Adresse. Gilmstr. 1, 6130 Schwaz [Karte]
Telefon. (05242) 6 32 65

Unterhaltsträger. Franziskanerkloster Schwaz
Funktion. Ordensbibliothek.
Sammelgebiete. Alle Sparten der Theologie, Geschichte.
Benutzungsmöglichkeiten. Nach Voranmeldung. - Leihverkehr: nicht angeschlossen.
Technische Einrichtungen für Benützer. Kopiergerät im Kloster.
Hinweise für anreisende Benützer. Westbahn bis Station Schwaz, ab Bahnhof Fußwegnähe (10 Minuten). - A 1, Abfahrt Schwaz. Parkmöglichkeit beim Kloster.

1. BESTANDSGESCHICHTE

1.1 Das Franziskanerkloster in Schwaz wurde 1507 auf Betreiben der Bergwerksherren bzw. Bergknappen und der Bürger von Schwaz mit Erlaubnis Kaiser Maximilians I. gegründet. Es gehörte anfangs zur Österreichischen (Wiener) Franziskanerprovinz und wurde 1580 Mitglied der neu errichteten Tiroler Franziskanerprovinz. Das Schwazer Kloster ist das älteste noch bestehende im Raum dieser Provinz, welche die Bundesländer Tirol, Salzburg, Kärnten und Oberösterreich umfaßt.

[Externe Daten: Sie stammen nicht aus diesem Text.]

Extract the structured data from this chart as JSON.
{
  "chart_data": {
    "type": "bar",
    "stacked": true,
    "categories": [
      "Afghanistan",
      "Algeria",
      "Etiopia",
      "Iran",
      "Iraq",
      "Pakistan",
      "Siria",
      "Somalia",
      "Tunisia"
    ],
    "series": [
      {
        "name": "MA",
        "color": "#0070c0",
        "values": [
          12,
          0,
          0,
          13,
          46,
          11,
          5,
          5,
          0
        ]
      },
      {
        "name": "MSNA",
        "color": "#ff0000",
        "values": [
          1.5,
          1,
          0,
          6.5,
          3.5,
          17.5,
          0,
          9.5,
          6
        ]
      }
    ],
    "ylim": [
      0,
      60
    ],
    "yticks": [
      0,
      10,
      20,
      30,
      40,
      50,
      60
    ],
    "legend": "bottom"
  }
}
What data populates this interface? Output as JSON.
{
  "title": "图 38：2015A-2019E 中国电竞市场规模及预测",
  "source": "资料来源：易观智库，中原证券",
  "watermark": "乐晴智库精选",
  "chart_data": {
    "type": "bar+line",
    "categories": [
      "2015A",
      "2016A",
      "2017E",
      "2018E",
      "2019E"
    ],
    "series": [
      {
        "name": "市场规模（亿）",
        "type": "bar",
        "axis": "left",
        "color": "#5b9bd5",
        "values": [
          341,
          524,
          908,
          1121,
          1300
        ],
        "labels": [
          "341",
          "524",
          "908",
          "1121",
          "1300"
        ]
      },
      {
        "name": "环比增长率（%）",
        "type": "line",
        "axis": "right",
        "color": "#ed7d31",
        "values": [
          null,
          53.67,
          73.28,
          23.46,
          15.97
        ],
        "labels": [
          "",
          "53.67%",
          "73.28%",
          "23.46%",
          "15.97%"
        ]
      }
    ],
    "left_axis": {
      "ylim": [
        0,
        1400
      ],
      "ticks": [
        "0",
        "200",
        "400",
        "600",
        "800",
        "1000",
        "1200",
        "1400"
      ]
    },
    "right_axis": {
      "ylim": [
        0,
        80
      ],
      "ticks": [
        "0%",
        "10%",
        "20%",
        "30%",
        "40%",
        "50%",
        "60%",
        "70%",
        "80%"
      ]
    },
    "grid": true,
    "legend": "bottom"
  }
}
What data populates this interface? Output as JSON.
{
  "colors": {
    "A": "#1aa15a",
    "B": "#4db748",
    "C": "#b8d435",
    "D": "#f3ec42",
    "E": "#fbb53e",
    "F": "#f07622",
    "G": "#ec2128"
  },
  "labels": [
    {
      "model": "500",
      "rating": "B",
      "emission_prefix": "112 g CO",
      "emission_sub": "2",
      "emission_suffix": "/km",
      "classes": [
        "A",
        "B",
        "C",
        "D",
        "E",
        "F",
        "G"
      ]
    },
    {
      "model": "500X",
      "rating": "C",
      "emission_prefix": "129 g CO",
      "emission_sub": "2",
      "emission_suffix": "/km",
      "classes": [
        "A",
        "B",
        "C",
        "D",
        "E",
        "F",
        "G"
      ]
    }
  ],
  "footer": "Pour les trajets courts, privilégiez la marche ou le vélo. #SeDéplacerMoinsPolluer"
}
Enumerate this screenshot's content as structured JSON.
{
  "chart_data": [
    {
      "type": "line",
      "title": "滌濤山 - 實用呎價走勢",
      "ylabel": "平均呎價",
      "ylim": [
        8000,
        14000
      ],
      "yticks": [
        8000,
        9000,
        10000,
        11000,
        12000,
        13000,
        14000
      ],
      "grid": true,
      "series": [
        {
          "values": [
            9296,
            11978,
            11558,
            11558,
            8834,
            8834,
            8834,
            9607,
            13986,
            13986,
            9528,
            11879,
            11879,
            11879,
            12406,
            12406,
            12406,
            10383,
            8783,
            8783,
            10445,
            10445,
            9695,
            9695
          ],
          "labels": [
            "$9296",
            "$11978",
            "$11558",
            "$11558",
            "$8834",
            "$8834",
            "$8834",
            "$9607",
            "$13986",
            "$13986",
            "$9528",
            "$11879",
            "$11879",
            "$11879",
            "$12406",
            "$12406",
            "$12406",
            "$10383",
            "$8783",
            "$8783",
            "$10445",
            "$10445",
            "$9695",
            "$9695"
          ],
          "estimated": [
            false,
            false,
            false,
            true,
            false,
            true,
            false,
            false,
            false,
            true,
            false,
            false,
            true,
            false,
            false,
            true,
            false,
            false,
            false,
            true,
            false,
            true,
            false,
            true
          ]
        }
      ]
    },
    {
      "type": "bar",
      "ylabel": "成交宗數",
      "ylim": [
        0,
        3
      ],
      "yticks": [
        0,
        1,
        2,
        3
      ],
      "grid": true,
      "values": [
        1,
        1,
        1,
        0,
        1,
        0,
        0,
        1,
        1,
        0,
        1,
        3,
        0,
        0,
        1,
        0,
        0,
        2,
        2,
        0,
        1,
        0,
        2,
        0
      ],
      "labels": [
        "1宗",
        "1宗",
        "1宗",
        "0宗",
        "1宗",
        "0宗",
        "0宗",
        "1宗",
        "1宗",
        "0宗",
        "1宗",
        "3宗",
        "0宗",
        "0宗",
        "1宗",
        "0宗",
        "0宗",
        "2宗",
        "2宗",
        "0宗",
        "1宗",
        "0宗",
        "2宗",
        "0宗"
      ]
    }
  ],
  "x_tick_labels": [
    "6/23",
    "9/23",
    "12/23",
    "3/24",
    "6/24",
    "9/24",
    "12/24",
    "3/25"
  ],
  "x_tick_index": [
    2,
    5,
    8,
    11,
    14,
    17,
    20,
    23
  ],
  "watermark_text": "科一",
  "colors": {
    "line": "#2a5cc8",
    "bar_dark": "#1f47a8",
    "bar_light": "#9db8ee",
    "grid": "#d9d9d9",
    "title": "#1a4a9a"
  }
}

1.2 Von Anfang an wurde im Kloster eine - für damalige Verhältnisse - große Bibliothek eingeplant. Auffallend umfangreich ist der Bestand an Inkunabeln (791 Titel), über dessen Herkunft nur Vermutungen angestellt werden können, da sämtliche Bände lediglich den Schwazer Bibliotheksstempel tragen. Möglicherweise kamen sie aus Wien und wurden wegen der im Osten Österreichs bereits herrschenden Türkengefahr nach Schwaz in Sicherheit gebracht.

1.3 Da das Kloster im Laufe seiner nun fast fünfhundertjährigen Geschichte nie aufgehoben wurde, besitzt es einen bemerkenswerten Bestand an theologischer Literatur seit dem Beginn des Buchdrucks. Dies liegt vor allem darin begründet, daß das Kloster seit 1580 immer als Standort für die ordensinterne Klerikerausbildung vorgesehen war und bei Neuanschaffungen sowohl die Aktualität der Werke als auch die quantitative Ausgewogenheit der Literatur zu den einzelnen Disziplinen berücksichtigt werden mußte. Größere Bestandslücken konnten dadurch vermieden werden. Im 17. und 18. Jh war im Kloster das Noviziat der Tiroler Franziskaner stationiert, was zu einer reichen Ausstattung mit aszetischer Literatur führte.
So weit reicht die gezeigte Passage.